(Transcript to video)
LIFE, it’s kind of like these three balls over here. You wake up, start with something simple like brushing your teeth and then you’re onto the next thing. Eventually, things start to pile up and you’re going going and all of the sudden, YOU STOP. you take a lunch break maybe even go to toastmasters to listen to a speech on juggling and then things start to pile up again. That’s life! You don’t know what it is going to throw at you but you manage to juggle it day in and day out! It may get messy once in a while and you may fall, but you always pick yourself back up and continue juggling life. That is life explained to you with these three balls and these three balls have taught me a lot.
My whole life I always wanted to learn how to juggle. I never wanted to be a clown or in a circus, no not like that, but the whole physics of juggling always intrigued me. I remember As a kid I would pick up random items, throw them in the air attempting to juggle and would fail. I would become frustrated because I could never comprehend being able to manipulate 3 objects with two hands, it seemed out of this world and physically impossible.

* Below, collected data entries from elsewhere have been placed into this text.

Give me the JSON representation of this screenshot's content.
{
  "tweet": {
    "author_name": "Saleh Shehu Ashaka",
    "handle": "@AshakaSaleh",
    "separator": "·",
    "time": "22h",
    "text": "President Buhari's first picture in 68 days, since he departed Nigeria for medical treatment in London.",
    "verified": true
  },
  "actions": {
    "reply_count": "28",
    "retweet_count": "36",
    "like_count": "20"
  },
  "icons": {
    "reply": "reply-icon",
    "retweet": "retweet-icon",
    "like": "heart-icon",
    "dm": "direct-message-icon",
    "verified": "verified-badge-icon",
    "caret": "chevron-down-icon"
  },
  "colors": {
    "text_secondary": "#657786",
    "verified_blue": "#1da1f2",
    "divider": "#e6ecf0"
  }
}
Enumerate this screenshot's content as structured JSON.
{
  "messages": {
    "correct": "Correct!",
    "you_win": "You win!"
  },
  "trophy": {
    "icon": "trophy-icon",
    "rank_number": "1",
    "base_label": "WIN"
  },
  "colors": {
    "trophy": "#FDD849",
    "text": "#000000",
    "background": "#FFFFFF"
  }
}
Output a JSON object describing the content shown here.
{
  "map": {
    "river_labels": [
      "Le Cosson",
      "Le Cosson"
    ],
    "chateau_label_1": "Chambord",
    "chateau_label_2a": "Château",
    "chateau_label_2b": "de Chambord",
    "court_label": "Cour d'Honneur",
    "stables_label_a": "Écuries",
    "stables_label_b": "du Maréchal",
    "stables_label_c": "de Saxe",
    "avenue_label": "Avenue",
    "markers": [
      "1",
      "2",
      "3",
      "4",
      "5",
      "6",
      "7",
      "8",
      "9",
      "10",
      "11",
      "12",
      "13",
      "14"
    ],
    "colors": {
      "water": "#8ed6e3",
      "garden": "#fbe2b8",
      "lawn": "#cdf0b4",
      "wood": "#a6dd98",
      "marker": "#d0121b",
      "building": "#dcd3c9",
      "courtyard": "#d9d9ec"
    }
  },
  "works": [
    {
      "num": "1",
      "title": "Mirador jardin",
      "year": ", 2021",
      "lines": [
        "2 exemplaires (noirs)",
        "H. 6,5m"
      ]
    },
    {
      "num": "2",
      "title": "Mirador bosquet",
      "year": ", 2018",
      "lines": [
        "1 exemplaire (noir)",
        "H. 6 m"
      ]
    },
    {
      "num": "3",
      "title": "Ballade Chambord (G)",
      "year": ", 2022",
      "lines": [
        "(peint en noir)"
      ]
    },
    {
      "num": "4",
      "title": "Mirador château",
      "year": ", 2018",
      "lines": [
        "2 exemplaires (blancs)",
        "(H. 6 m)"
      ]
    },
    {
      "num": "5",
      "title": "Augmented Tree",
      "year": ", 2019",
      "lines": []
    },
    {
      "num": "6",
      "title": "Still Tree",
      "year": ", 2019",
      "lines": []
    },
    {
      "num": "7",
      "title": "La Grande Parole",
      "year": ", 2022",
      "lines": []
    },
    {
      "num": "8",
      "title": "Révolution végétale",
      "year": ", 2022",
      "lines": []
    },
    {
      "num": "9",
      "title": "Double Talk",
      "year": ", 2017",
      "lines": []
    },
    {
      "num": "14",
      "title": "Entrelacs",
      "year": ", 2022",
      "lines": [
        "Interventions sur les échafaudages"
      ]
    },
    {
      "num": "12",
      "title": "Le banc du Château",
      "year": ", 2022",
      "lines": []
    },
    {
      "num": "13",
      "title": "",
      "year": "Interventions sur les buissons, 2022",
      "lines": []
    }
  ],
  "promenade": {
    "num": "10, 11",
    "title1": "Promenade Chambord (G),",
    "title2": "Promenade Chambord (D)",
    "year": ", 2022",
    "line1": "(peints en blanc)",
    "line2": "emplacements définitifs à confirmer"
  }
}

By nature I am a curious person so therefore anything slightly intriguing to me I have to learn about. However, I had a horrible habit of starting something and finding excuses to eventually stop and moving on to the next thing. I am sure some if not all of you can relate, but It was like that with many things until I had stumbled on this video on Youtube, https://www.youtube.com/watch?v=5MgBikgcWnY. The title of it is “The first 20 hours” by Josh Kaufman. It was a Ted Talk that taught you how to learn anything you want in a span of 20 hours. It states that to be an expert in something you need at least 10,000 hours, but to be good at something all you need is 20 hours. You can watch the video to hear the specific details, but I took that challenge and incorporated everything he talked about and applied it to juggling. Everyday for about an hour after waking up from bed I would spend my time learning key information on how to juggle. What frustrated me was not that I could not keep up the balls but rather I had to constantly pick up the fallen balls Just like life, the hardest part is picking yourself up after you fail. I picked them up constantly and my lower back started to hurt from bending down to pick up the balls over and over in a span of 30 minutes. But I stuck with it and no matter how frustrated I got I pushed through. After a couple weeks I started to become better; however I would move around like an ape excited to see a banana because I did not have steady control of the balls, but over time I eventually learned how to control it and boy was it a workout…not just for your body but mind as well. I remember concentrating so hard I would begin to sweat. I never thought I would finally be able to juggle but I did. By committing myself to 20 hours I was able to perfect the sport of three ball juggling and through it I found out how my brain learned new things and how my body adapted after a period of time
When I first started to learn how to juggle I came across an article of how juggling was being used for patients with brain trauma to help get some of their functionality back in their bodies and how it is not the act of juggling that actually helps the patient get better but instead the act of picking up the balls and starting all over that actually helps them improve. Something that you don’t know about me is that I am a head trauma survivor. 6 years ago I was parkouring in A SCHOOL playground and decided to make an attempt to jump on a 5 foot brick wall. I landed, but quickly lost my footing and slipped back on cement with my head breaking my fall. This was the result. And another thing about me looking at this picture is that I love to take selfies, in fact I really really like to take selfies lol all in the wrong moments. Luckily I was fine physically but the fall quickly altered my mental state making life a little mundane for a span of 2 years, but Just like juggling I eventually got through my slump and persisted to get well and picked myself back up…” Juggling taught me to focus, be patient and to always pick myself back up after you fail. And the mere act of picking up after I have failed started to become a habit and eventually applied in other areas of my life. I had created a simple habit in my mind through mere repetition that carried over to my life and eventually started to change me as a person. I never thought I would be the kind of person that was able to pick himself up so easily after I failed at something, but because of juggling I created a mind that was able to handle failure and setbacks. As a society we always go go go and never stick with just one thing so pick something you have always wanted to learn and go for it. It all starts with that first ball and eventually if you stick with it and don’t give up, after 20 hours, amazing things will start to happen.